To support the production of Indian textiles and garments, another important export industry, India has been ramping up imports of yarn and fabric from China. Even the automobile industry—considered a success story for both domestic and export sales—has been increasing its imports of vehicle parts and accessories from China. India has made significant strides in producing solar panels but now relies even more on the Chinese solar cells that go into them. No wonder then that China is India’s largest trading partner.
Bid for Chinese FDI
In July, India’s Chief Economic Adviser Dr V. Anantha Nageswaran said that to boost global exports, India should either integrate into China’s supply chain or promote FDI from China.
For some time now, India has been allowing Chinese companies to invest, albeit on a case-by-case basis. It has also been allowing minority share-holding in some companies and relaxing visa rules for Chinese experts.
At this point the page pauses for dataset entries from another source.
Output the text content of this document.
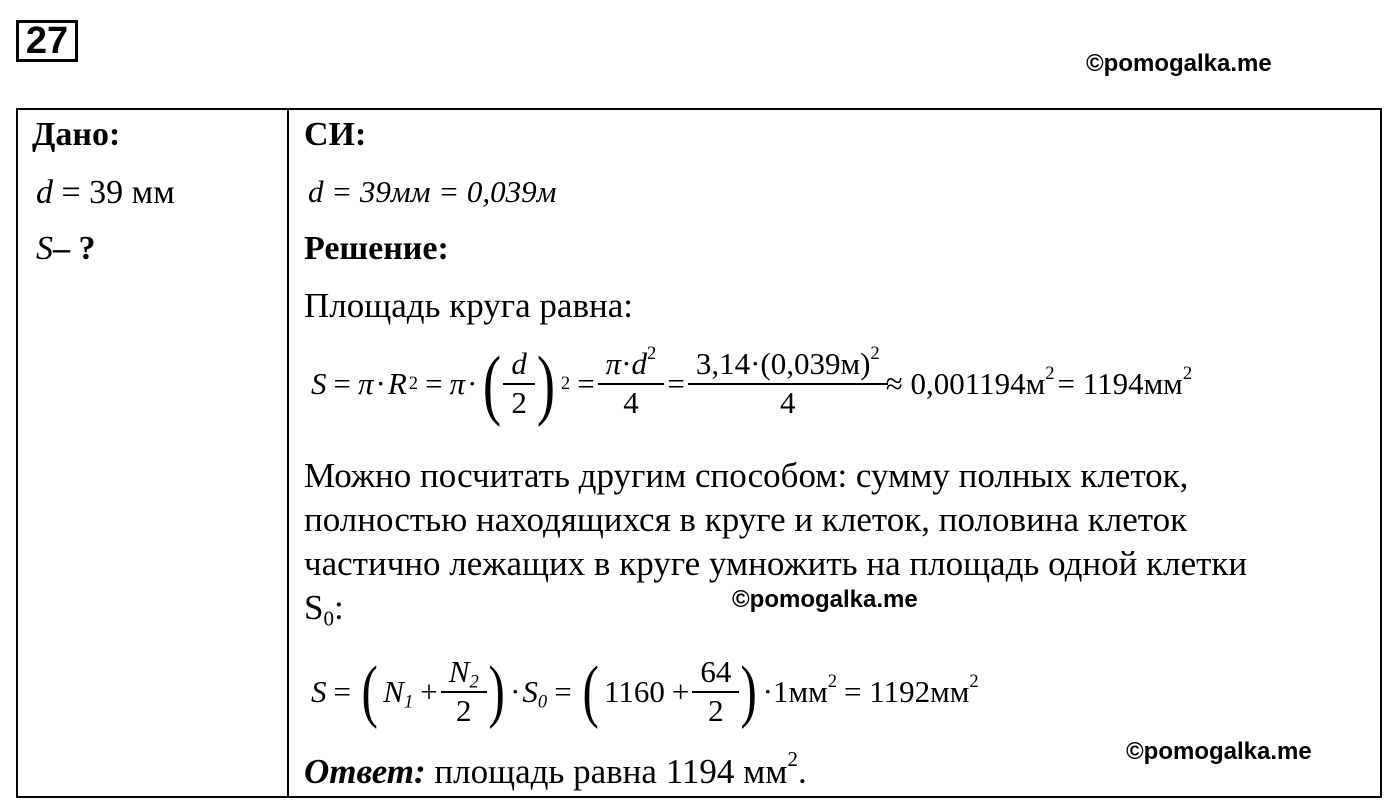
27
©pomogalka.me
Дано:
d = 39 мм
S– ?
СИ:
d = 39мм = 0,039м
Решение:
Площадь круга равна:
S = π · R 2 = π · ( $\frac{d}{2}$ ) $2 = \frac{\pi\cdot d^2}{4} = \frac{3,14\cdot(0,039м)^2}{4} \approx 0,001194м^2 = 1194мм^2$
Можно посчитать другим способом: сумму полных клеток,
полностью находящихся в круге и клеток, половина клеток
частично лежащих в круге умножить на площадь одной клетки
$S_0$:
S = ( $N_1 + \frac{N_2}{2}$ ) · $S_0$ = ( $1160 + \frac{64}{2}$ ) $\cdot 1мм^2 = 1192мм^2$
Ответ: площадь равна 1194 $мм^2$.
©pomogalka.me
©pomogalka.me
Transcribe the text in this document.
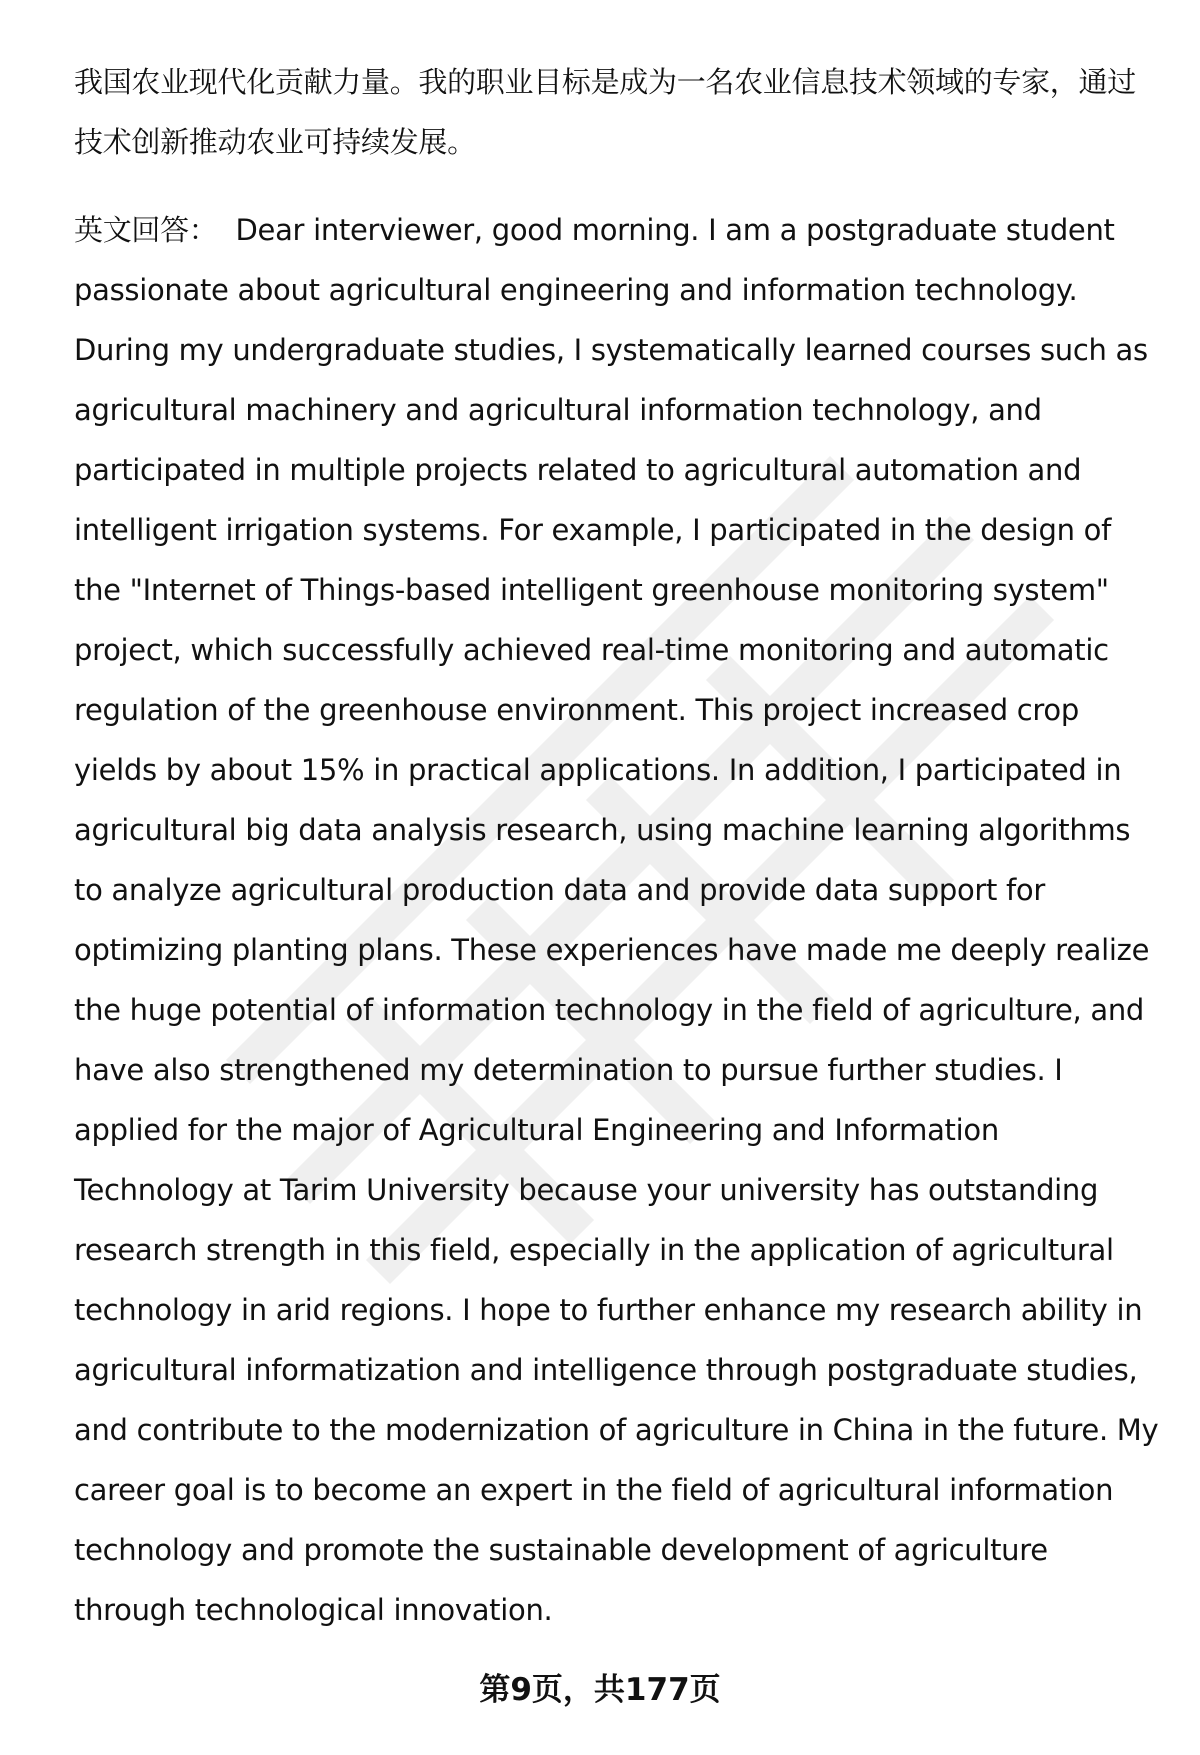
我国农业现代化贡献力量。我的职业目标是成为一名农业信息技术领域的专家，通过技术创新推动农业可持续发展。
英文回答： Dear interviewer, good morning. I am a postgraduate student passionate about agricultural engineering and information technology. During my undergraduate studies, I systematically learned courses such as agricultural machinery and agricultural information technology, and participated in multiple projects related to agricultural automation and intelligent irrigation systems. For example, I participated in the design of the "Internet of Things-based intelligent greenhouse monitoring system" project, which successfully achieved real-time monitoring and automatic regulation of the greenhouse environment. This project increased crop yields by about 15% in practical applications. In addition, I participated in agricultural big data analysis research, using machine learning algorithms to analyze agricultural production data and provide data support for optimizing planting plans. These experiences have made me deeply realize the huge potential of information technology in the field of agriculture, and have also strengthened my determination to pursue further studies. I applied for the major of Agricultural Engineering and Information Technology at Tarim University because your university has outstanding research strength in this field, especially in the application of agricultural technology in arid regions. I hope to further enhance my research ability in agricultural informatization and intelligence through postgraduate studies, and contribute to the modernization of agriculture in China in the future. My career goal is to become an expert in the field of agricultural information technology and promote the sustainable development of agriculture through technological innovation.
第9页，共177页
Dr Nageswaran is keen on reducing the adverse trade balance with China, which was US$83.36 billion in 2023 and is increasing.
Adani’s, a Critical Entry
On China’s part, it did something very significant to resolve issues with India. In September, it allowed Adani Global Pte, a Singapore-based subsidiary of Adani Enterprises owned by Gautam Adani, to establish a wholly-owned subsidiary, Adani Energy Resources (Shanghai), with a registered share capital of US$2.1 million.
AERCL was incorporated and registered under the Company Law of China on 2 September 2024. This was a month before Prime Minister Modi was to meet Xi Jinping in Kazan, smile, and shake hands.
With Prime Minister Modi’s favourite Indian tycoon having a stake in China’s economy, it could be an “all clear” signal for Chinese investments in India. This may even lead to some kind of détente over the border and a smoother political relationship in the course of time.